Leaseholders will be given the right to extend their lease by up to 990 years at zero ground rent under government plans announced today.
The changes mean that a leaseholder who chooses to extend their lease will no longer pay any ground rent to the freeholder.
Many people face high ground rents under the current law, according to the government, with freeholders able to increase ground rent with “little or no benefit” to leaseholders.
The government said the changes will benefit 4.5m people, who could save "thousands to tens of thousands of pounds".
Housing secretary Robert Jenrick said: “Across the country people are struggling to realise the dream of owning their own home but find the reality of being a leaseholder far too bureaucratic, burdensome and expensive.
“We want to reinforce the security that home ownership brings by changing forever the way we own homes and end some of the worst practices faced by homeowners.
“These reforms provide fairness for 4.5m leaseholders and chart a course to a new system altogether.”
A freeholder owns both the property and the land it stands on, while leaseholders only own the property.
Under current rules, leaseholders of houses can only extend their lease once for 50 years with a ground rent.
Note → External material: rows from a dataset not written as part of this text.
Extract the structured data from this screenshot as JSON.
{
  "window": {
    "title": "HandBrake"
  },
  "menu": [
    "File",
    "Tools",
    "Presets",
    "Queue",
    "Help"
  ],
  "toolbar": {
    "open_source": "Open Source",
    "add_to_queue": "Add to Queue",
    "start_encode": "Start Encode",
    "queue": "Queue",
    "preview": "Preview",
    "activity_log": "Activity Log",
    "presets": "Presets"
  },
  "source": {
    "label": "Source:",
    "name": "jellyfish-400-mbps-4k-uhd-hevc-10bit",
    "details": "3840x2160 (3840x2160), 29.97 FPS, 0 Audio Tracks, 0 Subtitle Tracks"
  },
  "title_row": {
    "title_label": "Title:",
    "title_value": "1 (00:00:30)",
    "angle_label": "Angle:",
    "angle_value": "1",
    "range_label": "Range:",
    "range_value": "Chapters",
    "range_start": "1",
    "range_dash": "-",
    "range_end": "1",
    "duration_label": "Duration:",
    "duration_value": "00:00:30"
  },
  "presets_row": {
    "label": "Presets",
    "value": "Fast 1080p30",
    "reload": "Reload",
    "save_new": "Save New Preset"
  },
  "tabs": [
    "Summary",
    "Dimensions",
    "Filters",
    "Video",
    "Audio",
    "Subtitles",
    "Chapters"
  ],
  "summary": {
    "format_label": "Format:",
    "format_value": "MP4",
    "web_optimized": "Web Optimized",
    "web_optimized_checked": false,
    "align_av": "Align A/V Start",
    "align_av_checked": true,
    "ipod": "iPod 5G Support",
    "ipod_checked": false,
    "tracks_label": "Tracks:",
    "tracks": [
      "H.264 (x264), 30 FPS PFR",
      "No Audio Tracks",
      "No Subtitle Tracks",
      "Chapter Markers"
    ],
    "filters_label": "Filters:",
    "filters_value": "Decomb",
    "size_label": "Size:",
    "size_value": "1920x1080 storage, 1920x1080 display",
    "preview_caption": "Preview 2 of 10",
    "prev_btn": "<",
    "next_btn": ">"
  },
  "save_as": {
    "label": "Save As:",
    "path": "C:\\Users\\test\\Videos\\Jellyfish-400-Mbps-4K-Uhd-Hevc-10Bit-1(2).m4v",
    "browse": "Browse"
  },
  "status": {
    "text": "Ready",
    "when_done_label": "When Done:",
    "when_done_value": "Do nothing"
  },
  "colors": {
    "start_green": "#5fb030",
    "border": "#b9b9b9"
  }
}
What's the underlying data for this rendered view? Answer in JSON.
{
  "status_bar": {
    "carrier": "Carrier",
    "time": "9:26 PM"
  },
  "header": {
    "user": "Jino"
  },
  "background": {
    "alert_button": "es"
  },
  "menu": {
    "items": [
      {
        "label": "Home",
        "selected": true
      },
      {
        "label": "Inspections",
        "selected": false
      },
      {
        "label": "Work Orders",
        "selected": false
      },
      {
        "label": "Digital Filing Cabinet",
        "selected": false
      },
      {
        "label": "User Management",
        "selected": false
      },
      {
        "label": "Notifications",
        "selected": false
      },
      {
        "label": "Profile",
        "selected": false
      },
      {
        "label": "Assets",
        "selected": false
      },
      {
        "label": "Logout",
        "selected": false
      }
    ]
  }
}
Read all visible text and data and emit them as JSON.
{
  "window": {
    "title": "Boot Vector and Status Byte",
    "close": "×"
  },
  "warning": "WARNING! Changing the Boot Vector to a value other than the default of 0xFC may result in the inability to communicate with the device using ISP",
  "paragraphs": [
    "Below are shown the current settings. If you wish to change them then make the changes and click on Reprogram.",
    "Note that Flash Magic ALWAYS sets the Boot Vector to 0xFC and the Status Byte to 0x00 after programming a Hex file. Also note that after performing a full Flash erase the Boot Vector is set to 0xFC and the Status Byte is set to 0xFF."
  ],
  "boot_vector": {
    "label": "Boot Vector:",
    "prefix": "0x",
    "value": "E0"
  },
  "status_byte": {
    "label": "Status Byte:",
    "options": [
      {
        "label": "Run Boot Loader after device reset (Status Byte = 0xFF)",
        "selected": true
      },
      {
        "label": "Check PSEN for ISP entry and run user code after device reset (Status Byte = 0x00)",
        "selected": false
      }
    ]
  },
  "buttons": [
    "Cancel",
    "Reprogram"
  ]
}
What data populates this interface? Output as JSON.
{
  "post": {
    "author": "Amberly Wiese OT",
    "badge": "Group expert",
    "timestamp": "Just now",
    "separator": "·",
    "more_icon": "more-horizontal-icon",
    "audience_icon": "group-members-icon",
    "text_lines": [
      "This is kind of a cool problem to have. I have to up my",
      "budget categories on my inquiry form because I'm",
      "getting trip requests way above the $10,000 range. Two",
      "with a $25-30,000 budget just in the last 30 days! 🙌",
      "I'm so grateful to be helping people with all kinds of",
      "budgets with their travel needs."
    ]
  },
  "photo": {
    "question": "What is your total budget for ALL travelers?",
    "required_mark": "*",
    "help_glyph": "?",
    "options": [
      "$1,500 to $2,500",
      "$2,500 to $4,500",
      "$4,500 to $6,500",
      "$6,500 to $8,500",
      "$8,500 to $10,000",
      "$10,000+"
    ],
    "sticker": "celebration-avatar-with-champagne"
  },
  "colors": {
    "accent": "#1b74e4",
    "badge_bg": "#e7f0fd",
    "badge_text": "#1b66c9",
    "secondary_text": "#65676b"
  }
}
This compares to leaseholders of flats who can extend as often as they wish at a zero ‘peppercorn’ ground rent for 90 years.
In a report in July the Law Commission said there was “no reason” for leaseholders’ rights to diverge, and recommended a uniform right to extend a lease for all qualifying leaseholders.
Both house and flat leaseholders will now be able to extend their lease to a new standard 990 years with a ground rent at zero.
In its report the Law Commission said an extension of 990 years would ensure that a lease only needs to be extended once.
The government is also introducing a cap on ground rent payable when a leaseholder chooses to either extend their lease or become the freeholder. An online calculator will be introduced to help leaseholders determine the cost of doing so.
Furthermore, the government will restrict ground rents to zero for retirement leasehold properties (homes built specifically for older people), so purchasers of these homes have the same rights as other homeowners.
Beth Rudolf, director of delivery at the Conveyancing Association, said: “The announcements by the government today are a fabulous first step towards resolving those issues and we look forward to hearing the ministry’s plans and timetable to introduce the required legislation.”
Natasha Rees, partner and head of property litigation at Forsters, said the proposed reforms would give “significant comfort” to leaseholders who are subject to onerous ground rents.
But Ms Rees warned: “Given that significant changes will be required to what is very complex legislation it is likely to take at least a year before this happens. In the meantime, leaseholders are likely to bide their time.”